I am analyzing an application for a customer where we have noticed high reponse times on their portal yesterday. Portal is composed of 3 Apache servers for load balancing and 4 Liferay application servers behind it.
We have experienced around 20 minutes of degradatation when customer (based on past experiences) restarted the app server and everything got back to normal. During my analysis I was able to Isolate the problem to the Web Server tier
Driiling down the Response Time Hotspots I can see that this is all due to a single WebRequest: /web/logada/portlet-peca-o-seu
From there I get to the PurePaths, and am able to see response times of up to 113349 ms:
I can see that the PurePath runs fine, however the WebRequest takes a lot of time.
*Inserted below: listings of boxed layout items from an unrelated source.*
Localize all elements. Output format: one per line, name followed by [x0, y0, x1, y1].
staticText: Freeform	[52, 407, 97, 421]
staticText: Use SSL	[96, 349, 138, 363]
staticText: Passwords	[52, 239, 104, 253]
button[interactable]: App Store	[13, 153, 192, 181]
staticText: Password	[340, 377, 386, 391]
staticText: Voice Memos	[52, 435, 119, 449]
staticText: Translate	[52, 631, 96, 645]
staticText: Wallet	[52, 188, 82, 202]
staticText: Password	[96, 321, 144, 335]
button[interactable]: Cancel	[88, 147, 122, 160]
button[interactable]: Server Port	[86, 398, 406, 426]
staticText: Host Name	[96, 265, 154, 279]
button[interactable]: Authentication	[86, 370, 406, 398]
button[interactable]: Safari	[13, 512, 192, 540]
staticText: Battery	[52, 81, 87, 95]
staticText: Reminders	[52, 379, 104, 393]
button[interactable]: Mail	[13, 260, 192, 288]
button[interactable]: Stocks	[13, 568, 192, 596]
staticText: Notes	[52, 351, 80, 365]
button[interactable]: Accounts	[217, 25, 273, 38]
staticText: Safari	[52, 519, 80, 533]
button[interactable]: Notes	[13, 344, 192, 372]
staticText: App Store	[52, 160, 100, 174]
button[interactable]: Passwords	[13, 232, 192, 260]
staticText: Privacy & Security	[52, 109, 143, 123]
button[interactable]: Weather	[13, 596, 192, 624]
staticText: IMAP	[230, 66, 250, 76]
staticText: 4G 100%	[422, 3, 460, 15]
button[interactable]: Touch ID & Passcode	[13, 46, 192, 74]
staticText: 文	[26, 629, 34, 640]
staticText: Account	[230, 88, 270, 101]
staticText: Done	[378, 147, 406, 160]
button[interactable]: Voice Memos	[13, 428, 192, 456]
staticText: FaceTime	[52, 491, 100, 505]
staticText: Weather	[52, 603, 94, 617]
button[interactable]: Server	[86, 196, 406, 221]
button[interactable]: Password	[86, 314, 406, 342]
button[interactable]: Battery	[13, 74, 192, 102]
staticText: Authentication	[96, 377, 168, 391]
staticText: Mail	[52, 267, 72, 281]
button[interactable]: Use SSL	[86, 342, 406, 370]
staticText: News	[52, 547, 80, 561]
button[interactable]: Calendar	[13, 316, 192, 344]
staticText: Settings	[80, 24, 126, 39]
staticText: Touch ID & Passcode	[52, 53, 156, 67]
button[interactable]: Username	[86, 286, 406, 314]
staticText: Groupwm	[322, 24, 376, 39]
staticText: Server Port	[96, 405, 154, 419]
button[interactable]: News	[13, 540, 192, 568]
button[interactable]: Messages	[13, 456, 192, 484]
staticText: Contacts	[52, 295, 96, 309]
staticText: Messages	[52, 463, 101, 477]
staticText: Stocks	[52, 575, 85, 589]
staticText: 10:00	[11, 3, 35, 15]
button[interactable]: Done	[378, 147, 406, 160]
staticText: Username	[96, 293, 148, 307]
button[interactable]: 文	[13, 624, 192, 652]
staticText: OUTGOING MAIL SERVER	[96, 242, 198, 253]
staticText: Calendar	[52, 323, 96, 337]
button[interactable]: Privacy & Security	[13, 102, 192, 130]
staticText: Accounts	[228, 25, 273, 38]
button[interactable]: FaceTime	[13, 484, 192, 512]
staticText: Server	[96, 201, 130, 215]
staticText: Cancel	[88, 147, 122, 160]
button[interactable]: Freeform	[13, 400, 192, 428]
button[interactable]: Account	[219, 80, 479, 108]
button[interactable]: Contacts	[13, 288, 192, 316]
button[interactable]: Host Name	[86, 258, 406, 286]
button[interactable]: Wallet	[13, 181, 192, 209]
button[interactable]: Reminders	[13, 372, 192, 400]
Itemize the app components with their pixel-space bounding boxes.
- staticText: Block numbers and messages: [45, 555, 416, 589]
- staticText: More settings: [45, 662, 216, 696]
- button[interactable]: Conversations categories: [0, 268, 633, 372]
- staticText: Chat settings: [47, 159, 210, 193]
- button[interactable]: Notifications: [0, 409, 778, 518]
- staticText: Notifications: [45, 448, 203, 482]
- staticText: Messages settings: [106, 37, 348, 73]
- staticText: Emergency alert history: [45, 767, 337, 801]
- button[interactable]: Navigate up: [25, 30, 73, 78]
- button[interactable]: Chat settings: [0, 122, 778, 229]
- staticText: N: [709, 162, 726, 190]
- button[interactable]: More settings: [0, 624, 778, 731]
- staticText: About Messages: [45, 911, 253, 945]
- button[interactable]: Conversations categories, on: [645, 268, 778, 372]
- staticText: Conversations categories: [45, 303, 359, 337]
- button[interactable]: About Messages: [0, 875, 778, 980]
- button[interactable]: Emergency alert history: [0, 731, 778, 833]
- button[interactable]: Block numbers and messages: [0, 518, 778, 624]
What further investigation can be done here? I can see that the webservers resource are fine CPU, Memory and Disk usage is very low. Only point of attention is that the Apaches reach their maximum thread count of 800. This number only gets down when restarting the apps.
Servers running the Liferay portal are also very low in resource usage.
What else could I investigate here? Please see attached session in case you need more information: producao-portal-pr-liferay-28-03-10-30-community.dts
Dynatrace is running on version 6.1, but I am anlyzing this session on a 6.5 client.
Thanks a lot,
I am not expert in the analysis area but I tried to understand the situation and below are my findings.
When I looked into Transaction Flow for a PurePaths, so on the first stage it seems that something wrong with the Web Server.
Then I checked the visit/user actions for that specific transaction and found that the page load time took only 3 Seconds.
Further drill down to the user actions PurePaths and I found that basically the 'Elapsed Time' almost 120 Seconds were spent on the 'Synchronous
Path' to the agent 'PORTAL_APP_LIFERAY' which is installed on the application.
PurePath breakdown is showing 100% IO time.
A high I/O time doesn't necessarily mean that the application spends its time in I/O operations, because the I/O time also contains kernel time.